In a study conducted at the Tropical Infectious Disease Research and Education Centre at Universiti Malaya, a propriety tongkat ali extract (Physta) developed by Malaysian researchers was found to inhibit the replication of new virus progenies. This could potentially reduce the intensity of the infection (published in Tropical Biomedicine, 2019).
The same tongkat ali extract has also been found to increase platelet production and is an effective immunomodulator, as observed in another clinical study conducted at Orthomedico Inc Japan (published in Phytotherapy Research, 2016), which is key to faster recovery from the disease.

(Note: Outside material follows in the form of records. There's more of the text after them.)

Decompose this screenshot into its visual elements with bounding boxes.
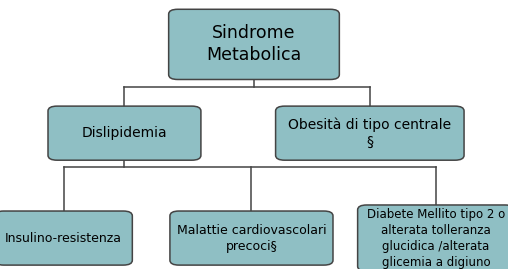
Text: Insulino-resistenza: Insulino-resistenza (5, 232, 122, 245)
FancyBboxPatch shape (170, 211, 333, 265)
FancyBboxPatch shape (48, 106, 201, 160)
Text: Dislipidemia: Dislipidemia (82, 126, 167, 140)
FancyBboxPatch shape (358, 205, 508, 269)
Text: Obesità di tipo centrale
§: Obesità di tipo centrale § (288, 117, 452, 149)
Text: Sindrome
Metabolica: Sindrome Metabolica (206, 24, 302, 65)
FancyBboxPatch shape (0, 211, 132, 265)
Text: Diabete Mellito tipo 2 o
alterata tolleranza
glucidica /alterata
glicemia a digi: Diabete Mellito tipo 2 o alterata toller… (367, 208, 505, 268)
Text: Malattie cardiovascolari
precoci§: Malattie cardiovascolari precoci§ (177, 224, 326, 253)
FancyBboxPatch shape (169, 9, 339, 80)
FancyBboxPatch shape (275, 106, 464, 160)
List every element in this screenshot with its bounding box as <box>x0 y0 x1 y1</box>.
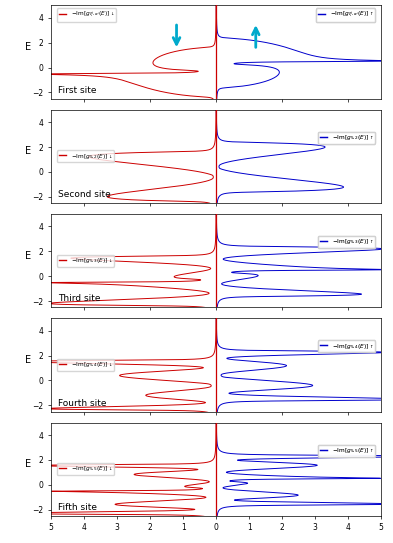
Text: Second site: Second site <box>58 190 110 199</box>
Legend: $-\mathrm{Im}[g_{5,4}(E)]_\uparrow$: $-\mathrm{Im}[g_{5,4}(E)]_\uparrow$ <box>318 340 375 352</box>
Legend: $-\mathrm{Im}[g_{5,3}(E)]_\uparrow$: $-\mathrm{Im}[g_{5,3}(E)]_\uparrow$ <box>318 236 375 248</box>
Y-axis label: E: E <box>25 146 31 156</box>
Text: Third site: Third site <box>58 294 100 304</box>
Y-axis label: E: E <box>25 42 31 52</box>
Text: First site: First site <box>58 86 96 95</box>
Y-axis label: E: E <box>25 459 31 469</box>
Text: Fourth site: Fourth site <box>58 399 106 408</box>
Legend: $-\mathrm{Im}[g_{5,5}(E)]_\uparrow$: $-\mathrm{Im}[g_{5,5}(E)]_\uparrow$ <box>318 445 375 457</box>
Legend: $-\mathrm{Im}[g_{\xi^i,\alpha^\prime}(E)]_\uparrow$: $-\mathrm{Im}[g_{\xi^i,\alpha^\prime}(E)… <box>316 8 375 22</box>
Text: Fifth site: Fifth site <box>58 503 97 512</box>
Legend: $-\mathrm{Im}[g_{5,2}(E)]_\uparrow$: $-\mathrm{Im}[g_{5,2}(E)]_\uparrow$ <box>318 132 375 144</box>
Y-axis label: E: E <box>25 251 31 261</box>
Y-axis label: E: E <box>25 355 31 365</box>
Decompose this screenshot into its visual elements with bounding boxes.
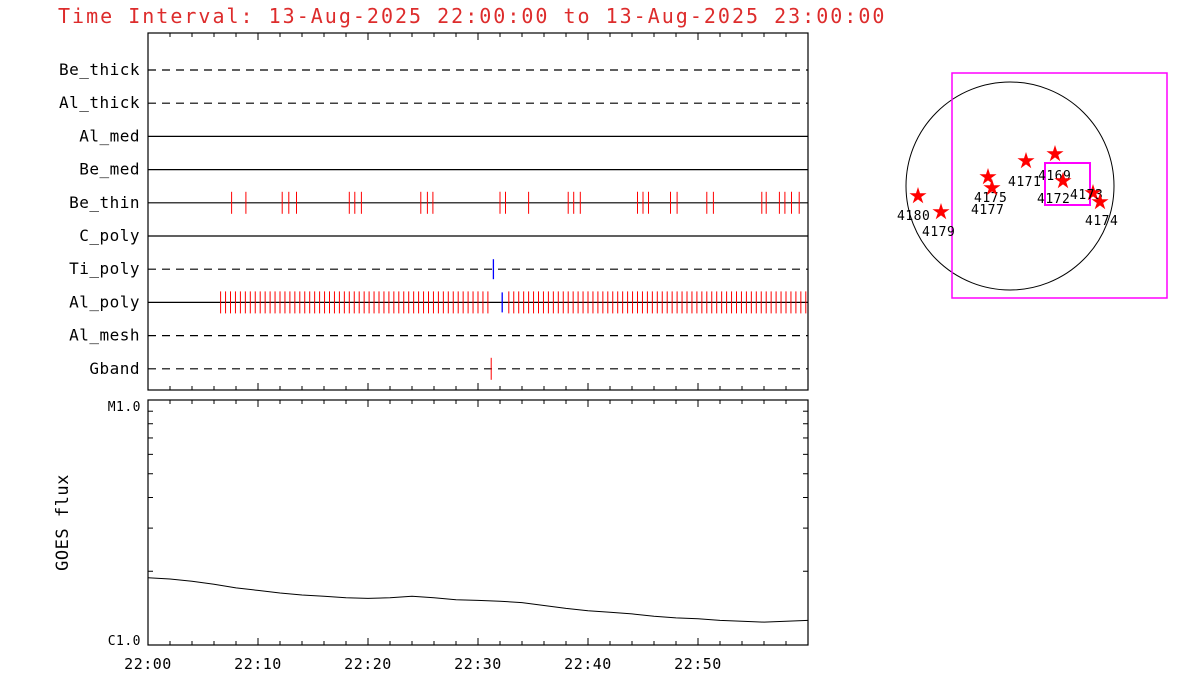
- page-title: Time Interval: 13-Aug-2025 22:00:00 to 1…: [58, 4, 887, 28]
- filter-label-Al_thick: Al_thick: [59, 93, 140, 112]
- x-tick-label: 22:00: [124, 655, 172, 673]
- filter-label-Be_thick: Be_thick: [59, 60, 140, 79]
- y-tick-label-c1: C1.0: [108, 634, 141, 649]
- filter-label-Al_poly: Al_poly: [69, 292, 140, 311]
- x-tick-label: 22:20: [344, 655, 392, 673]
- filter-label-Be_thin: Be_thin: [69, 193, 140, 212]
- x-tick-label: 22:50: [674, 655, 722, 673]
- goes-axis-label: GOES flux: [53, 474, 73, 571]
- active-region-star: [1046, 145, 1064, 162]
- filter-label-C_poly: C_poly: [79, 226, 140, 245]
- active-region-star: [1091, 193, 1109, 210]
- filter-label-Gband: Gband: [89, 359, 140, 378]
- solar-disk: [905, 81, 1115, 291]
- active-region-star: [979, 168, 997, 185]
- goes-flux-curve: [147, 577, 809, 623]
- x-tick-label: 22:30: [454, 655, 502, 673]
- active-region-star: [983, 179, 1001, 196]
- active-region-label: 4179: [922, 225, 955, 240]
- active-region-star: [1054, 172, 1072, 189]
- filter-label-Al_mesh: Al_mesh: [69, 326, 140, 345]
- target-box: [1044, 162, 1091, 206]
- active-region-label: 4174: [1085, 214, 1118, 229]
- goes-frame: [147, 399, 809, 646]
- active-region-label: 4172: [1037, 192, 1070, 207]
- active-region-label: 4175: [974, 191, 1007, 206]
- filter-label-Be_med: Be_med: [79, 160, 140, 179]
- active-region-star: [909, 187, 927, 204]
- active-region-star: [1084, 184, 1102, 201]
- active-region-label: 4177: [971, 203, 1004, 218]
- filter-label-Ti_poly: Ti_poly: [69, 259, 140, 278]
- timeline-frame: [147, 32, 809, 391]
- active-region-star: [932, 203, 950, 220]
- y-tick-label-m1: M1.0: [108, 400, 141, 415]
- active-region-label: 4180: [897, 209, 930, 224]
- active-region-star: [1017, 152, 1035, 169]
- x-tick-label: 22:10: [234, 655, 282, 673]
- fov-box: [951, 72, 1168, 299]
- active-region-label: 4171: [1008, 175, 1041, 190]
- filter-label-Al_med: Al_med: [79, 126, 140, 145]
- x-tick-label: 22:40: [564, 655, 612, 673]
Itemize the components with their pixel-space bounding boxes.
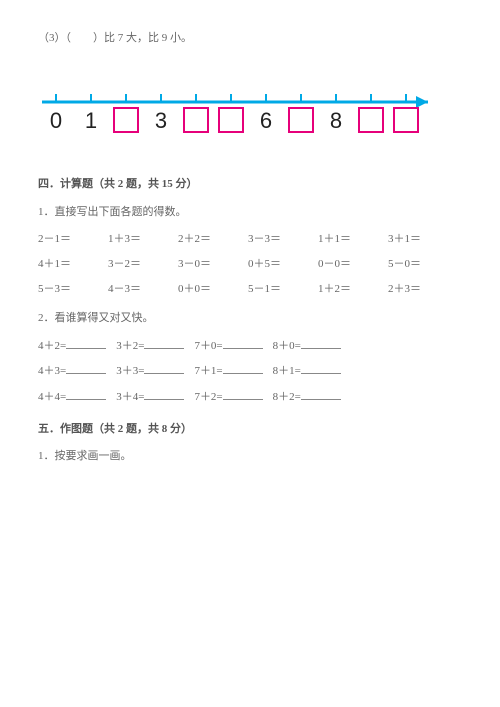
answer-blank (301, 389, 341, 400)
blank-rows-container: 4＋2= 3＋2= 7＋0= 8＋0= 4＋3= 3＋3= 7＋1= 8＋1= 4＋4= 3＋4=… (38, 338, 462, 407)
answer-blank (66, 389, 106, 400)
blank-calc-expr: 8＋2= (273, 391, 301, 403)
answer-blank (144, 338, 184, 349)
calc-cell: 3－3＝ (248, 231, 318, 249)
answer-blank (223, 363, 263, 374)
answer-blank (301, 363, 341, 374)
blank-calc-expr: 4＋4= (38, 391, 66, 403)
calc-cell: 3－2＝ (108, 256, 178, 274)
blank-calc-expr: 3＋3= (116, 365, 144, 377)
calc-cell: 0＋0＝ (178, 281, 248, 299)
answer-blank (144, 363, 184, 374)
calc-cell: 2－1＝ (38, 231, 108, 249)
calc-cell: 3－0＝ (178, 256, 248, 274)
blank-calc-expr: 7＋0= (194, 340, 222, 352)
blank-calc-expr: 7＋1= (194, 365, 222, 377)
calc-row: 5－3＝4－3＝0＋0＝5－1＝1＋2＝2＋3＝ (38, 281, 462, 299)
svg-text:6: 6 (260, 108, 272, 133)
calc-cell: 1＋3＝ (108, 231, 178, 249)
svg-text:1: 1 (85, 108, 97, 133)
section-5-q1: 1．按要求画一画。 (38, 448, 462, 466)
blank-calc-expr: 8＋0= (273, 340, 301, 352)
answer-blank (223, 338, 263, 349)
section-5-title: 五．作图题（共 2 题，共 8 分） (38, 421, 462, 439)
calc-cell: 4－3＝ (108, 281, 178, 299)
calc-cell: 1＋2＝ (318, 281, 388, 299)
answer-blank (223, 389, 263, 400)
answer-blank (66, 363, 106, 374)
calc-cell: 2＋3＝ (388, 281, 458, 299)
section-4-q2-intro: 2．看谁算得又对又快。 (38, 310, 462, 328)
blank-calc-row: 4＋4= 3＋4= 7＋2= 8＋2= (38, 389, 462, 407)
calc-cell: 0－0＝ (318, 256, 388, 274)
blank-calc-row: 4＋2= 3＋2= 7＋0= 8＋0= (38, 338, 462, 356)
section-4-title: 四．计算题（共 2 题，共 15 分） (38, 176, 462, 194)
calculation-rows-container: 2－1＝1＋3＝2＋2＝3－3＝1＋1＝3＋1＝ 4＋1＝3－2＝3－0＝0＋5＝… (38, 231, 462, 298)
number-line-figure: 01 3 6 8 (38, 72, 462, 149)
section-4-q1-intro: 1．直接写出下面各题的得数。 (38, 204, 462, 222)
calc-cell: 5－3＝ (38, 281, 108, 299)
answer-blank (301, 338, 341, 349)
calc-row: 2－1＝1＋3＝2＋2＝3－3＝1＋1＝3＋1＝ (38, 231, 462, 249)
answer-blank (144, 389, 184, 400)
svg-text:8: 8 (330, 108, 342, 133)
blank-calc-expr: 4＋3= (38, 365, 66, 377)
blank-calc-expr: 3＋4= (116, 391, 144, 403)
blank-calc-expr: 4＋2= (38, 340, 66, 352)
number-line-svg: 01 3 6 8 (38, 72, 458, 142)
blank-calc-expr: 8＋1= (273, 365, 301, 377)
answer-blank (66, 338, 106, 349)
calc-cell: 3＋1＝ (388, 231, 458, 249)
calc-cell: 0＋5＝ (248, 256, 318, 274)
blank-calc-expr: 7＋2= (194, 391, 222, 403)
calc-cell: 2＋2＝ (178, 231, 248, 249)
calc-cell: 1＋1＝ (318, 231, 388, 249)
calc-cell: 4＋1＝ (38, 256, 108, 274)
calc-row: 4＋1＝3－2＝3－0＝0＋5＝0－0＝5－0＝ (38, 256, 462, 274)
svg-text:3: 3 (155, 108, 167, 133)
question-3-text: （3）（ ）比 7 大，比 9 小。 (38, 30, 462, 48)
blank-calc-expr: 3＋2= (116, 340, 144, 352)
calc-cell: 5－0＝ (388, 256, 458, 274)
calc-cell: 5－1＝ (248, 281, 318, 299)
blank-calc-row: 4＋3= 3＋3= 7＋1= 8＋1= (38, 363, 462, 381)
svg-text:0: 0 (50, 108, 62, 133)
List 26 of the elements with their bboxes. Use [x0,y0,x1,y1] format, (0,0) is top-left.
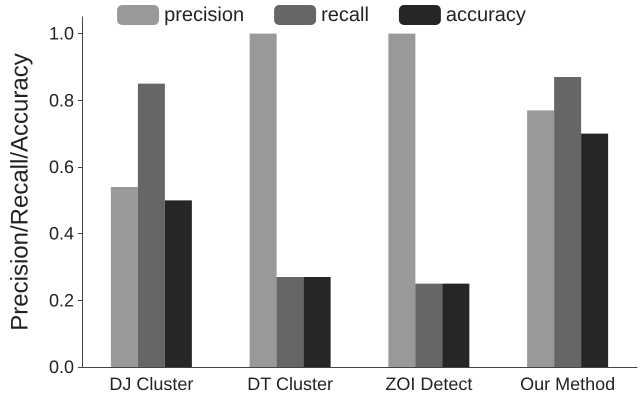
bar [388,34,416,367]
legend-label: precision [164,4,244,26]
x-tick-label: Our Method [520,374,616,394]
bar [554,77,582,367]
y-axis-title: Precision/Recall/Accuracy [6,53,34,331]
bar [581,134,608,367]
x-tick-label: ZOI Detect [385,374,472,394]
bar [276,277,304,367]
bar [527,110,554,367]
bar [250,34,277,367]
x-tick-label: DJ Cluster [109,374,194,394]
bar [110,187,138,367]
y-tick-label: 0.8 [48,90,74,110]
y-tick-label: 0.6 [48,157,74,177]
y-tick-label: 1.0 [48,24,74,44]
x-tick-label: DT Cluster [247,374,333,394]
bar [304,277,331,367]
bar [442,284,470,367]
bar [415,284,442,367]
y-tick-label: 0.0 [48,357,74,377]
legend-label: recall [321,4,369,26]
y-tick-label: 0.2 [48,290,74,310]
bar [138,84,165,367]
legend-label: accuracy [446,4,526,26]
bar [164,200,192,367]
y-tick-label: 0.4 [48,224,74,244]
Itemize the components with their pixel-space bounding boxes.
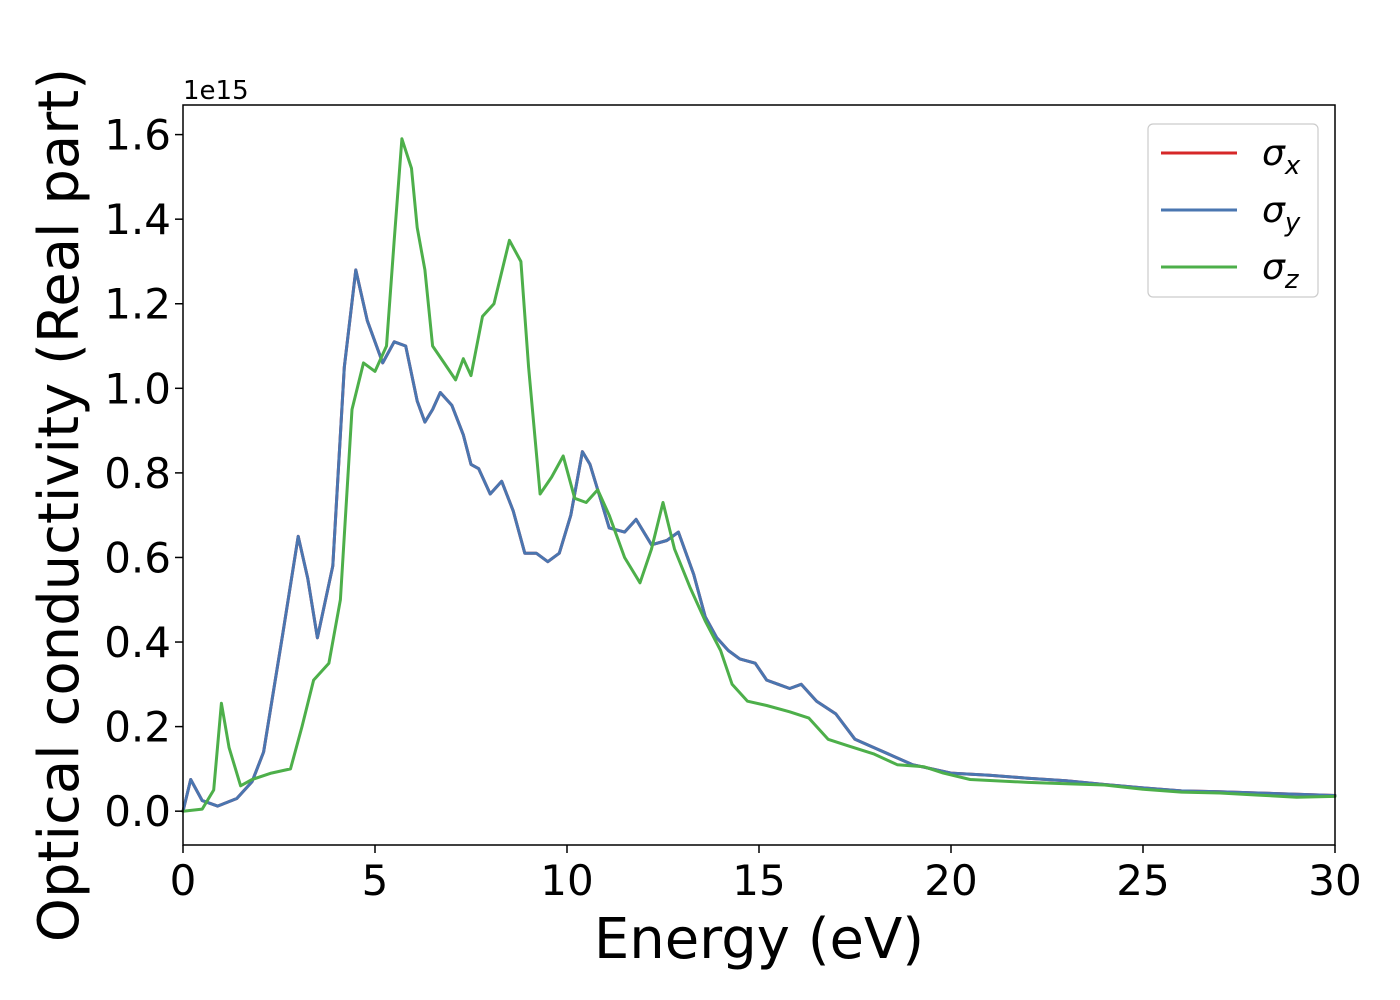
- series-line-z: [181, 137, 1337, 813]
- x-tick-label: 20: [924, 856, 977, 905]
- x-tick-label: 10: [540, 856, 593, 905]
- y-tick-label: 1.0: [104, 364, 171, 413]
- x-tick-label: 25: [1116, 856, 1169, 905]
- y-tick-label: 0.0: [104, 787, 171, 836]
- x-axis: 0 5 10 15 20 25 30: [170, 845, 1362, 905]
- y-tick-label: 0.6: [104, 533, 171, 582]
- x-tick-label: 30: [1308, 856, 1361, 905]
- legend-label-z: σz: [1262, 247, 1300, 295]
- y-tick-label: 0.8: [104, 449, 171, 498]
- y-tick-label: 1.6: [104, 111, 171, 160]
- series-line-y: [181, 268, 1337, 813]
- x-axis-title: Energy (eV): [594, 907, 924, 972]
- y-tick-label: 0.4: [104, 618, 171, 667]
- legend: σx σy σz: [1147, 123, 1319, 298]
- series-line-x: [181, 268, 1337, 813]
- legend-label-y: σy: [1262, 190, 1301, 238]
- legend-label-x: σx: [1262, 133, 1301, 181]
- y-offset-label: 1e15: [183, 76, 249, 106]
- y-tick-label: 0.2: [104, 703, 171, 752]
- y-tick-label: 1.2: [104, 280, 171, 329]
- series-layer: [181, 137, 1337, 813]
- x-tick-label: 15: [732, 856, 785, 905]
- x-tick-label: 5: [362, 856, 389, 905]
- x-tick-label: 0: [170, 856, 197, 905]
- y-axis-title: Optical conductivity (Real part): [27, 68, 92, 942]
- y-axis: 0.0 0.2 0.4 0.6 0.8 1.0 1.2 1.4 1.6: [104, 111, 183, 836]
- y-tick-label: 1.4: [104, 195, 171, 244]
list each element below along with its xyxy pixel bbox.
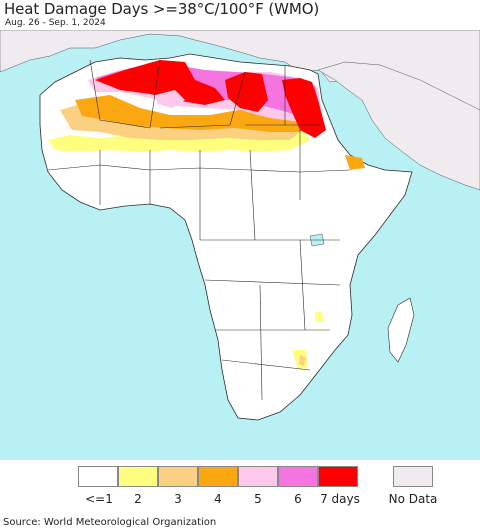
- legend-label-3: 3: [174, 492, 182, 506]
- zone-4-days: [75, 95, 310, 132]
- country-borders: [47, 59, 351, 401]
- legend-swatch-7: [318, 466, 358, 487]
- africa-heat-map: [0, 30, 480, 460]
- middle-east-landmass: [317, 61, 480, 191]
- source-credit: Source: World Meteorological Organizatio…: [3, 517, 217, 528]
- zone-7-days-egypt: [282, 78, 326, 138]
- legend-label-le1: <=1: [85, 492, 113, 506]
- legend-label-4: 4: [214, 492, 222, 506]
- legend-swatch-4: [198, 466, 238, 487]
- zone-7-days-central: [225, 72, 268, 112]
- legend-label-no-data: No Data: [388, 492, 438, 506]
- zone-cooler-pocket: [155, 90, 185, 108]
- legend-swatch-5: [238, 466, 278, 487]
- legend-label-2: 2: [134, 492, 142, 506]
- legend: <=1 2 3 4 5 6 7 days No Data: [0, 466, 480, 506]
- zone-7-days-west: [95, 60, 225, 105]
- legend-label-6: 6: [294, 492, 302, 506]
- legend-swatch-le1: [78, 466, 118, 487]
- legend-label-7: 7 days: [320, 492, 360, 506]
- legend-label-5: 5: [254, 492, 262, 506]
- legend-swatch-2: [118, 466, 158, 487]
- zone-mozambique-2: [315, 312, 324, 322]
- map-title: Heat Damage Days >=38°C/100°F (WMO): [4, 0, 320, 18]
- legend-swatch-6: [278, 466, 318, 487]
- zone-east-africa-4: [345, 155, 365, 170]
- legend-swatch-no-data: [393, 466, 433, 487]
- legend-swatch-3: [158, 466, 198, 487]
- madagascar: [387, 297, 415, 363]
- date-range: Aug. 26 - Sep. 1, 2024: [5, 18, 106, 28]
- zone-southern-3: [299, 355, 306, 366]
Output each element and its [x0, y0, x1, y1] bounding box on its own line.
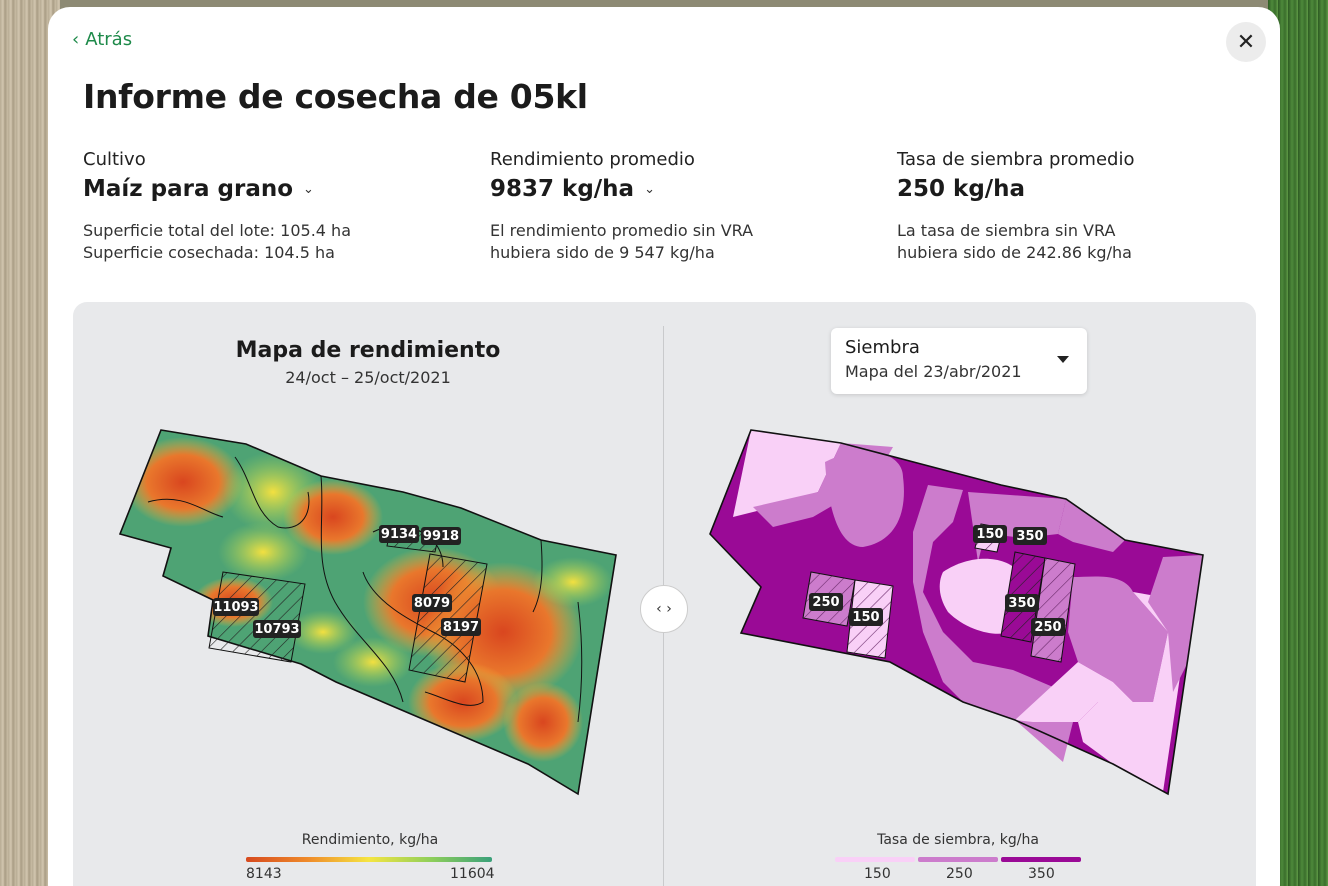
harvest-report-modal: ‹ Atrás ✕ Informe de cosecha de 05kl Cul…	[48, 7, 1280, 886]
yield-map-date: 24/oct – 25/oct/2021	[285, 368, 451, 387]
compare-arrows-icon: ‹ ›	[656, 601, 672, 617]
yield-badge-10793: 10793	[253, 620, 301, 638]
yield-badge-10793-text: 10793	[254, 622, 299, 637]
back-label: Atrás	[85, 29, 133, 50]
caret-down-icon	[1057, 356, 1069, 363]
yield-badge-11093-text: 11093	[213, 600, 258, 615]
yield-description: El rendimiento promedio sin VRA hubiera …	[490, 220, 870, 264]
dropdown-value: Mapa del 23/abr/2021	[845, 362, 1022, 381]
yield-desc-line1: El rendimiento promedio sin VRA	[490, 221, 754, 240]
yield-badge-9134-text: 9134	[381, 527, 417, 542]
seeding-badge-150-b-text: 150	[976, 527, 1003, 542]
seeding-badge-150-a-text: 150	[852, 610, 879, 625]
yield-map-title: Mapa de rendimiento	[235, 338, 501, 363]
seeding-value: 250 kg/ha	[897, 176, 1026, 202]
seeding-value-wrap: 250 kg/ha	[897, 176, 1277, 202]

While there are testimonials of faster recovery from dengue with tongkat ali ingestion, there are no clinical studies to ensure and document the therapeutic dose and rate of recovery to suggest it as a potential treatment or adjuvant therapy. It is also important to use an extract that has been standardised for consistent quality and safety.
Approval to conduct clinical studies is either met with extreme caution or cynicism, impeding progress to develop the product to the next level. Funding for the studies is lacking as well.
Unless medical practitioners, who are the first point of contact for treatment, understand enough of these natural therapies that could act as adjuvant therapy to current treatment methods, they would be unwilling to prescribe or recommend them to their patients. Hence, a concerted effort to invest in research and innovation to treat dengue, especially in clinical research, could help to fill in the gaps and provide the necessary information and education to medical practitioners.
This will eventually contribute to the improvement of the 2015 Adult Dengue Clinical Practice Guidelines, making it effective in reducing the spike in dengue cases.